Network administrator 〈--quantum Attack 〈--can identify administrator selector〈--personal account such as Facebook〈 ——???

Before proceeding, let's introduce the tools within Discoroute--nsa that specifically use to "passively" collect and store router configuration files in the Telnet sessions traffic.

Having such a tool, with such data, is a great help for invading the target network and understanding its network structure, but these profiles seem to have little to do with the personal webmail or Facebook that has found the network administrator. The network is far from successful invasion. To this end, the NSA has randomly selected a Kenyan routing configuration to do a demonstration. (from this side, the NSA says there's no intrusion, no eavesdropping on other countries ' communications.) Getting router configuration information is a handy thing.
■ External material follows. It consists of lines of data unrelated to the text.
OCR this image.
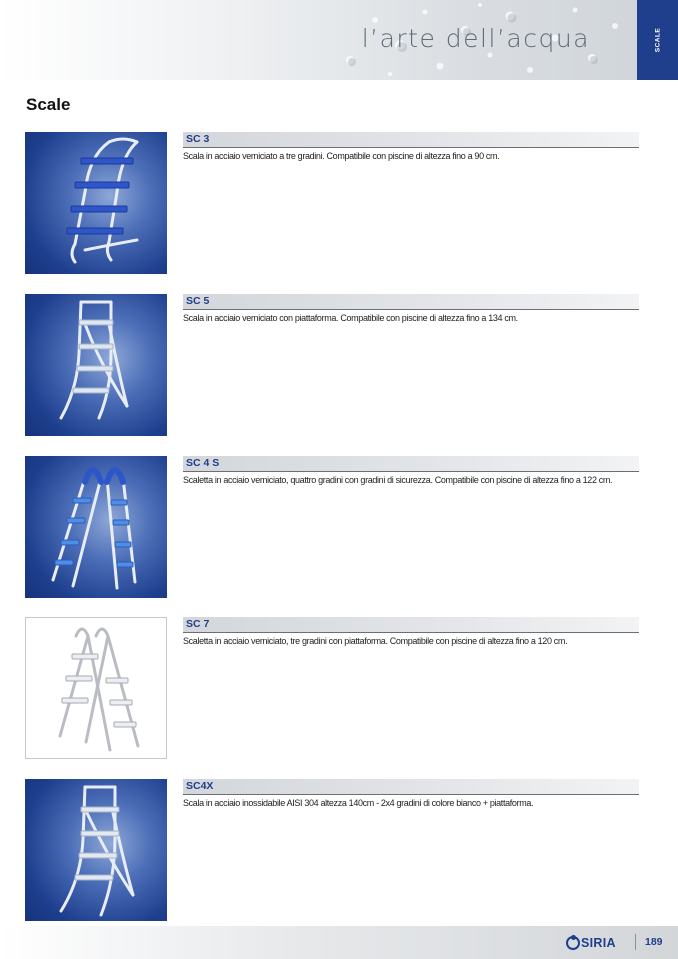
l’arte dell’acqua	SCALE
Scale
SC 3
Scala in acciaio verniciato a tre gradini. Compatibile con piscine di altezza fino a 90 cm.
SC 5
Scala in acciaio verniciato con piattaforma. Compatibile con piscine di altezza fino a 134 cm.
SC 4 S
Scaletta in acciaio verniciato, quattro gradini con gradini di sicurezza. Compatibile con piscine di altezza fino a 122 cm.
SC 7
Scaletta in acciaio verniciato, tre gradini con piattaforma. Compatibile con piscine di altezza fino a 120 cm.
SC4X
Scala in acciaio inossidabile AISI 304 altezza 140cm - 2x4 gradini di colore bianco + piattaforma.
SIRIA	189
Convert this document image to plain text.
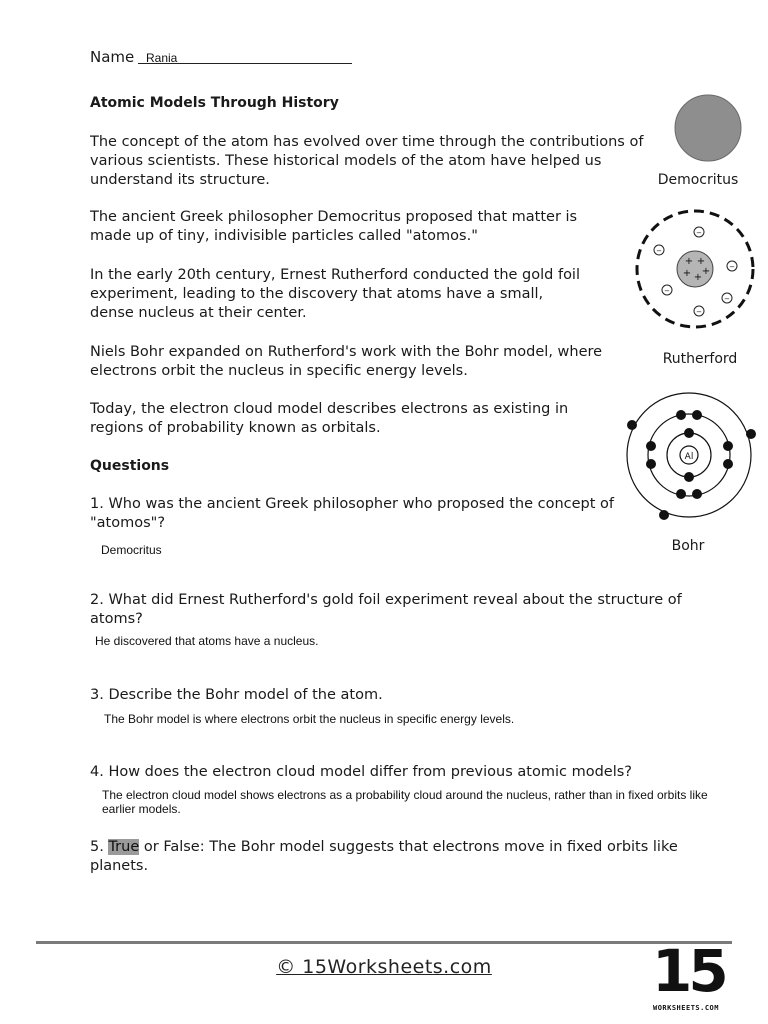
Name Rania
Atomic Models Through History
The concept of the atom has evolved over time through the contributions of various scientists. These historical models of the atom have helped us understand its structure.
The ancient Greek philosopher Democritus proposed that matter is made up of tiny, indivisible particles called "atomos."
In the early 20th century, Ernest Rutherford conducted the gold foil experiment, leading to the discovery that atoms have a small, dense nucleus at their center.
Niels Bohr expanded on Rutherford's work with the Bohr model, where electrons orbit the nucleus in specific energy levels.
Today, the electron cloud model describes electrons as existing in regions of probability known as orbitals.
Democritus
+ +
+ +
+
−
−
−
−
−
−
Rutherford
Al
Bohr
Questions
1. Who was the ancient Greek philosopher who proposed the concept of "atomos"?
Democritus
2. What did Ernest Rutherford's gold foil experiment reveal about the structure of atoms?
He discovered that atoms have a nucleus.
3. Describe the Bohr model of the atom.
The Bohr model is where electrons orbit the nucleus in specific energy levels.
4. How does the electron cloud model differ from previous atomic models?
The electron cloud model shows electrons as a probability cloud around the nucleus, rather than in fixed orbits like earlier models.
5. True or False: The Bohr model suggests that electrons move in fixed orbits like planets.
© 15Worksheets.com	15
WORKSHEETS.COM
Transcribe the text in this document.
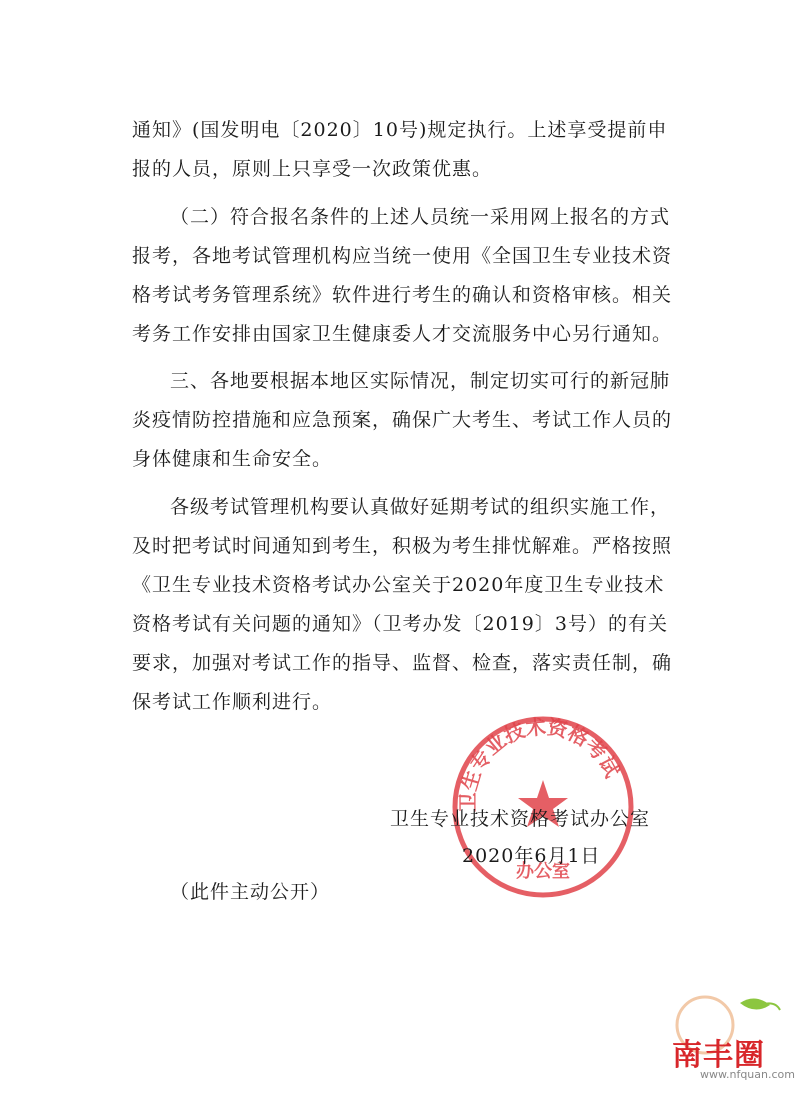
通知》(国发明电〔2020〕10号)规定执行。上述享受提前申
报的人员，原则上只享受一次政策优惠。
（二）符合报名条件的上述人员统一采用网上报名的方式
报考，各地考试管理机构应当统一使用《全国卫生专业技术资
格考试考务管理系统》软件进行考生的确认和资格审核。相关
考务工作安排由国家卫生健康委人才交流服务中心另行通知。
三、各地要根据本地区实际情况，制定切实可行的新冠肺
炎疫情防控措施和应急预案，确保广大考生、考试工作人员的
身体健康和生命安全。
各级考试管理机构要认真做好延期考试的组织实施工作，
及时把考试时间通知到考生，积极为考生排忧解难。严格按照
《卫生专业技术资格考试办公室关于2020年度卫生专业技术
资格考试有关问题的通知》（卫考办发〔2019〕3号）的有关
要求，加强对考试工作的指导、监督、检查，落实责任制，确
保考试工作顺利进行。
卫生专业技术资格考试
办公室
卫生专业技术资格考试办公室
2020年6月1日
（此件主动公开）
南丰圈
www.nfquan.com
Next as an analyst, the most basic level is based on this configuration file to make bold assumptions:

-We have a router, the router has an admin

-Through the Discoroute tool to obtain the configuration file, you can know that this administrator through Telnet landing to the router

-admin may not allow anyone or everyone to log on to the router

-Administrator may have set ACLs to allow only his own IP telnet to the router

Here's a look at the router's configuration file:

From the above you can see that the administrator did set the source address access Acl--access-class, as well as the password attribute set to represent 7 of ciphertext, of course, this is also very good to crack. There are basically off-the-shelf tools available online to deal with this type of password 7 hash.

You can see from the following configuration list:

As you can see, if you want to telnet to this router, you have to access it from these (already hacked) IP addresses. A little bit of network knowledge you can know, even if you know the router's authentication information, even if you know these whitelist, you will not be able to forge these source address to log on to the router, because you can not see the response packet. So you have to access one of these IP addresses in order to log on to the router.

Let's recap the NSA hacker's assumption that an administrator would only allow him to telnet, and that no landing from other addresses would be allowed. So we can further boldly assume that this is the ACL address, the admin address that manages this Kenyan network.

Then, use these addresses to find, from these IP address login hotmail,yahoo,facebook activity account. It would then be possible to identify the administrator's personal account information for the Kenyan network. Using this information as a selector, you can use the quantum technology to attack these administrators to control the network through these administrators.

Summarize the above roughly two steps

Step one: From the router configuration information in the Discoroute, identify the ACL information with Telnet, and export the public IP address of these ACLs.

Step two: From Asdf (full name atomic SIGINT Data Format, is the NSA generated metadata from all session information collected from the Passive collection information system--passivesigint systems. ), the active user is associated with the public network IP obtained by step one.